Blancheur et sédiments porte l'égalité du récit et de l'action. Ce que les poètes visent, ce que Claude Simon voit à travers la forme, l'exposition des traductions mutuelles du temps et de l'espace, des mémoires liées à l'immémorial, dans les pas de Marcel Proust, Albiach réussit à l'établir dans ce morceau de réel où cohabitent l'homme et les végétaux, les pierres et leurs devenirs respectifs, la culture et la nature inséparés et distincts. Aussi décisive que nombre de ses contemporains, Zanzotto, écrivant ses paysages et ses météos, une modernité qui seule a une idée claire du classicisme. Son action rendant manifeste les traditions qui se caricaturent à leur insu ou inventent leurs généalogies afin d'asseoir une idéologie sans rapport avec l'histoire. Les autres livres d'Albiach, dont "Figure vocative", n'ont rien à envier à Mezza voce ou État.
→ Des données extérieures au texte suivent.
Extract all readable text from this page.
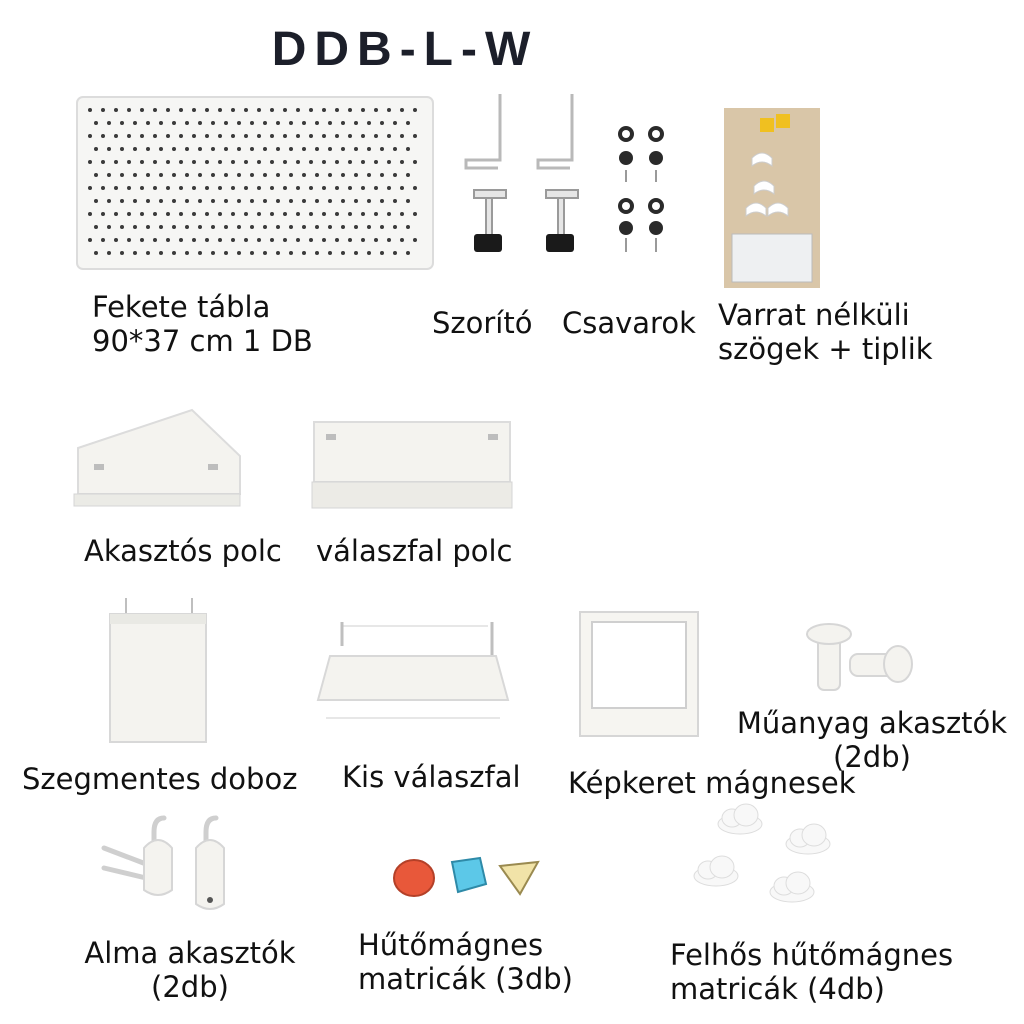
DDB-L-W
Fekete tábla
90*37 cm 1 DB
Szorító Csavarok Varrat nélküli
szögek + tiplik
Akasztós polc válaszfal polc
Szegmentes doboz Kis válaszfal Képkeret mágnesek
Műanyag akasztók
(2db)
Alma akasztók
(2db)
Hűtőmágnes
matricák (3db)
Felhős hűtőmágnes
matricák (4db)
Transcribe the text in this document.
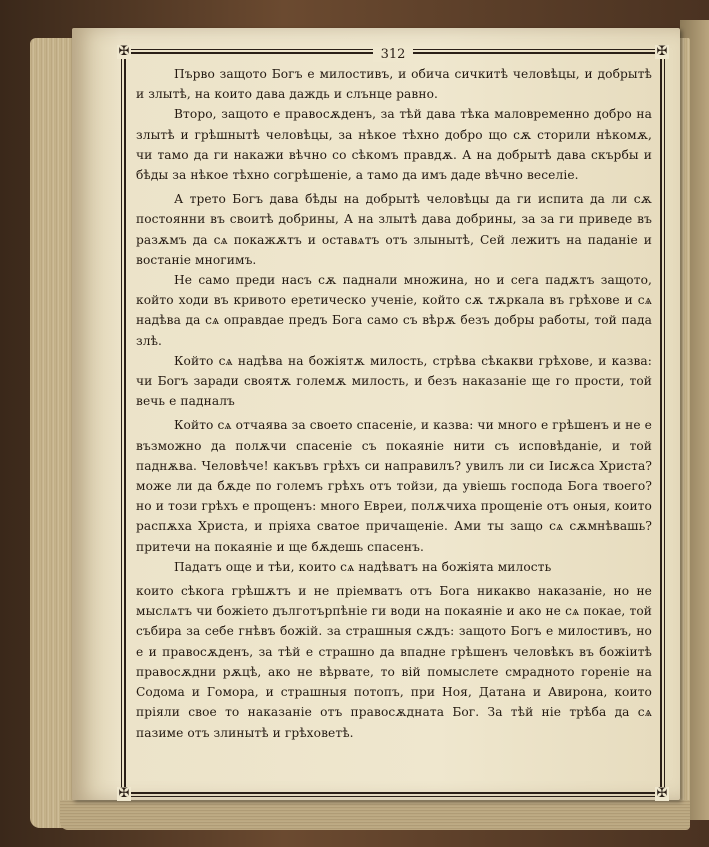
✠	✠
✠	✠
312

Първо защото Богъ е милостивъ, и обича сичкитѣ человѣцы, и добрытѣ и злытѣ, на които дава даждь и слънце равно.

Второ, защото е правосѫденъ, за тѣй дава тѣка маловременно добро на злытѣ и грѣшнытѣ человѣцы, за нѣкое тѣхно добро що сѫ сторили нѣкомѫ, чи тамо да ги накажи вѣчно со сѣкомъ правдѫ. А на добрытѣ дава скърбы и бѣды за нѣкое тѣхно согрѣшеніе, а тамо да имъ даде вѣчно веселіе.

А трето Богъ дава бѣды на добрытѣ человѣцы да ги испита да ли сѫ постоянни въ своитѣ добрины, А на злытѣ дава добрины, за за ги приведе въ разѫмъ да сѧ покажѫтъ и оставѧтъ отъ злынытѣ, Сей лежитъ на паданіе и востаніе многимъ.

Не само преди насъ сѫ паднали множина, но и сега падѫтъ защото, който ходи въ кривото еретическо ученіе, който сѫ тѫркала въ грѣхове и сѧ надѣва да сѧ оправдае предъ Бога само съ вѣрѫ безъ добры работы, той пада злѣ.

Който сѧ надѣва на божіятѫ милость, стрѣва сѣкакви грѣхове, и казва: чи Богъ заради своятѫ големѫ милость, и безъ наказаніе ще го прости, той вечь е падналъ

Който сѧ отчаява за своето спасеніе, и казва: чи много е грѣшенъ и не е възможно да полѫчи спасеніе съ покаяніе нити съ исповѣданіе, и той паднѫва. Человѣче! какъвъ грѣхъ си направилъ? увилъ ли си Іисѫса Христа? може ли да бѫде по големъ грѣхъ отъ тойзи, да увіешь господа Бога твоего? но и този грѣхъ е прощенъ: много Евреи, полѫчиха прощеніе отъ оныя, които распѫха Христа, и пріяха сватое причащеніе. Ами ты защо сѧ сѫмнѣвашь? притечи на покаяніе и ще бѫдешь спасенъ.

Падатъ още и тѣи, които сѧ надѣватъ на божіята милость

които сѣкога грѣшѫтъ и не пріемватъ отъ Бога никакво наказаніе, но не мыслѧтъ чи божіето дълготърпѣніе ги води на покаяніе и ако не сѧ покае, той събира за себе гнѣвъ божій. за страшныя сѫдъ: защото Богъ е милостивъ, но е и правосѫденъ, за тѣй е страшно да впадне грѣшенъ человѣкъ въ божіитѣ правосѫдни рѫцѣ, ако не вѣрвате, то вій помыслете смрадното гореніе на Содома и Гомора, и страшныя потопъ, при Ноя, Датана и Авирона, които пріяли свое то наказаніе отъ правосѫдната Бог. За тѣй ніе трѣба да сѧ пазиме отъ злинытѣ и грѣховетѣ.
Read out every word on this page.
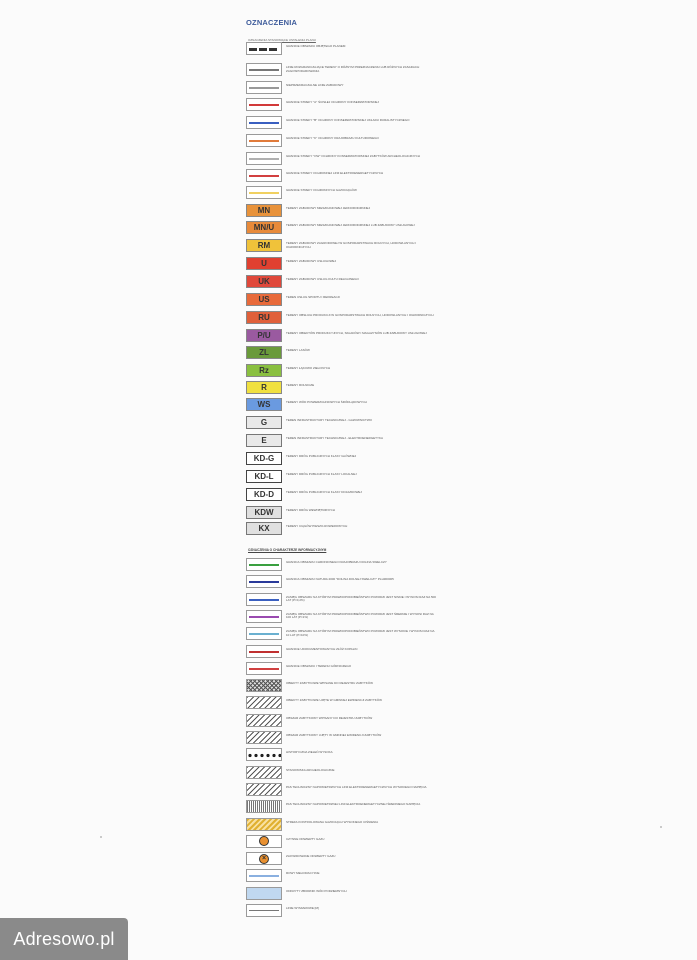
OZNACZENIA
OZNACZENIA STANOWIĄCE USTALENIA PLANU
GRANICE OBSZARU OBJĘTEGO PLANEM
LINIE ROZGRANICZAJĄCE TERENY O RÓŻNYM PRZEZNACZENIU LUB RÓŻNYCH ZASADACH ZAGOSPODAROWANIA
NIEPRZEKRACZALNE LINIE ZABUDOWY
GRANICE STREFY "A" ŚCISŁEJ OCHRONY KONSERWATORSKIEJ
GRANICE STREFY "B" OCHRONY KONSERWATORSKIEJ UKŁADU RURALISTYCZNEGO
GRANICE STREFY "K" OCHRONY KRAJOBRAZU KULTUROWEGO
GRANICE STREFY "OW" OCHRONY KONSERWATORSKIEJ ZABYTKÓW ARCHEOLOGICZNYCH
GRANICE STREFY OCHRONNEJ LINII ELEKTROENERGETYCZNYCH
GRANICE STREFY OCHRONNYCH GAZOCIĄGÓW
MN	TERENY ZABUDOWY MIESZKANIOWEJ JEDNORODZINNEJ
MN/U	TERENY ZABUDOWY MIESZKANIOWEJ JEDNORODZINNEJ LUB ZABUDOWY USŁUGOWEJ
RM	TERENY ZABUDOWY ZAGRODOWEJ W GOSPODARSTWACH ROLNYCH, HODOWLANYCH I OGRODNICZYCH
U	TERENY ZABUDOWY USŁUGOWEJ
UK	TERENY ZABUDOWY USŁUG KULTU RELIGIJNEGO
US	TEREN USŁUG SPORTU I REKREACJI
RU	TERENY OBSŁUGI PRODUKCJI W GOSPODARSTWACH ROLNYCH, HODOWLANYCH I OGRODNICZYCH
P/U	TERENY OBIEKTÓW PRODUKCYJNYCH, SKŁADÓW I MAGAZYNÓW LUB ZABUDOWY USŁUGOWEJ
ZL	TERENY LASÓW
Rz	TERENY ŁĄKOWO ZIELONYCH
R	TERENY ROLNICZE
WS	TERENY WÓD POWIERZCHNIOWYCH ŚRÓDLĄDOWYCH
G	TEREN INFRASTRUKTURY TECHNICZNEJ - GAZOWNICTWO
E	TEREN INFRASTRUKTURY TECHNICZNEJ - ELEKTROENERGETYKA
KD-G	TERENY DRÓG PUBLICZNYCH KLASY GŁÓWNEJ
KD-L	TERENY DRÓG PUBLICZNYCH KLASY LOKALNEJ
KD-D	TERENY DRÓG PUBLICZNYCH KLASY DOJAZDOWEJ
KDW	TERENY DRÓG WEWNĘTRZNYCH
KX	TERENY CIĄGÓW PIESZO-ROWEROWYCH
OZNACZENIA O CHARAKTERZE INFORMACYJNYM
GRANICA OBSZARU CHRONIONEGO KRAJOBRAZU DOLINA SWELCZY
GRANICA OBSZARU NATURA 2000 "DOLINA DOLNEJ SWELCZY" PLH300005
ZASIĘG OBSZARU NA KTÓRYM PRAWDOPODOBIEŃSTWO POWODZI JEST NISKIE I WYNOSI RAZ NA 500 LAT (P=0,2%)
ZASIĘG OBSZARU NA KTÓRYM PRAWDOPODOBIEŃSTWO POWODZI JEST ŚREDNIE I WYNOSI RAZ NA 100 LAT (P=1%)
ZASIĘG OBSZARU NA KTÓRYM PRAWDOPODOBIEŃSTWO POWODZI JEST WYSOKIE I WYNOSI RAZ NA 10 LAT (P=10%)
GRANICE UDOKUMENTOWANYCH ZŁÓŻ KOPALIN
GRANICE OBSZARU I TERENU GÓRNICZEGO
OBIEKTY ZABYTKOWE WPISANE DO REJESTRU ZABYTKÓW
OBIEKTY ZABYTKOWE UJĘTE W GMINNEJ EWIDENCJI ZABYTKÓW
OBSZAR ZABYTKOWY WPISANY DO REJESTRU ZABYTKÓW
OBSZAR ZABYTKOWY UJĘTY W GMINNEJ EWIDENCJI ZABYTKÓW
HISTORYCZNA ZIELEŃ WYSOKA
STANOWISKA ARCHEOLOGICZNE
PAS TECHNICZNY NAPOWIETRZNYCH LINII ELEKTROENERGETYCZNYCH WYSOKIEGO NAPIĘCIA
PAS TECHNICZNY NAPOWIETRZNEJ LINII ELEKTROENERGETYCZNEJ ŚREDNIEGO NAPIĘCIA
STREFA KONTROLOWANA GAZOCIĄGU WYSOKIEGO CIŚNIENIA
CZYNNE ODWIERTY GAZU
×	ZLIKWIDOWANE ODWIERTY GAZU
ROWY MELIORACYJNE
ODKRYTY ZBIORNIK WÓD PODZIEMNYCH
LINIE WYMIAROWE [M]
Adresowo.pl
L'intervalle et la distance ont autant d'attention dans chaque ligne écrite de sa main, ayant atteint une renommée quasi proverbiale - d'une noblesse publique, populaire, dans la lignée de Mallarmé, aussi intransigeante que Roland à Roncevaux, disputant pied à pied, à égalité, avec Edmond Jabès, Royet-Journoud, Danielle Collobert, Alain Veinstein, Jean Daive... - à travers une exigence envers autrui autant qu'avec elle-même, échanges  qu'elle matérialise dans Figurations de l'image réalisé avec Richard Tuttle. 
 
[René Noël] 
 
 
(1) Certains écrits en cours, dont Celui deS "lames", et publiés régulièrement en revues - dont "après cela, moi j'ai regardé" texte dont on ne sait la provenance, la bibliographie affirmant qu'il est paru dans le numéro 12 de la revue "Amastra-n-Gallar " en 2006, alors que les fragments Intermède ou Lapsus parus dans cette revue ne sont quant à eux pas publiés dans ce volume 

Anne-Marie Albiach, Cinq le Chœur, 1966-2012, postface d'Isabelle Garron, Flammarion, 2014.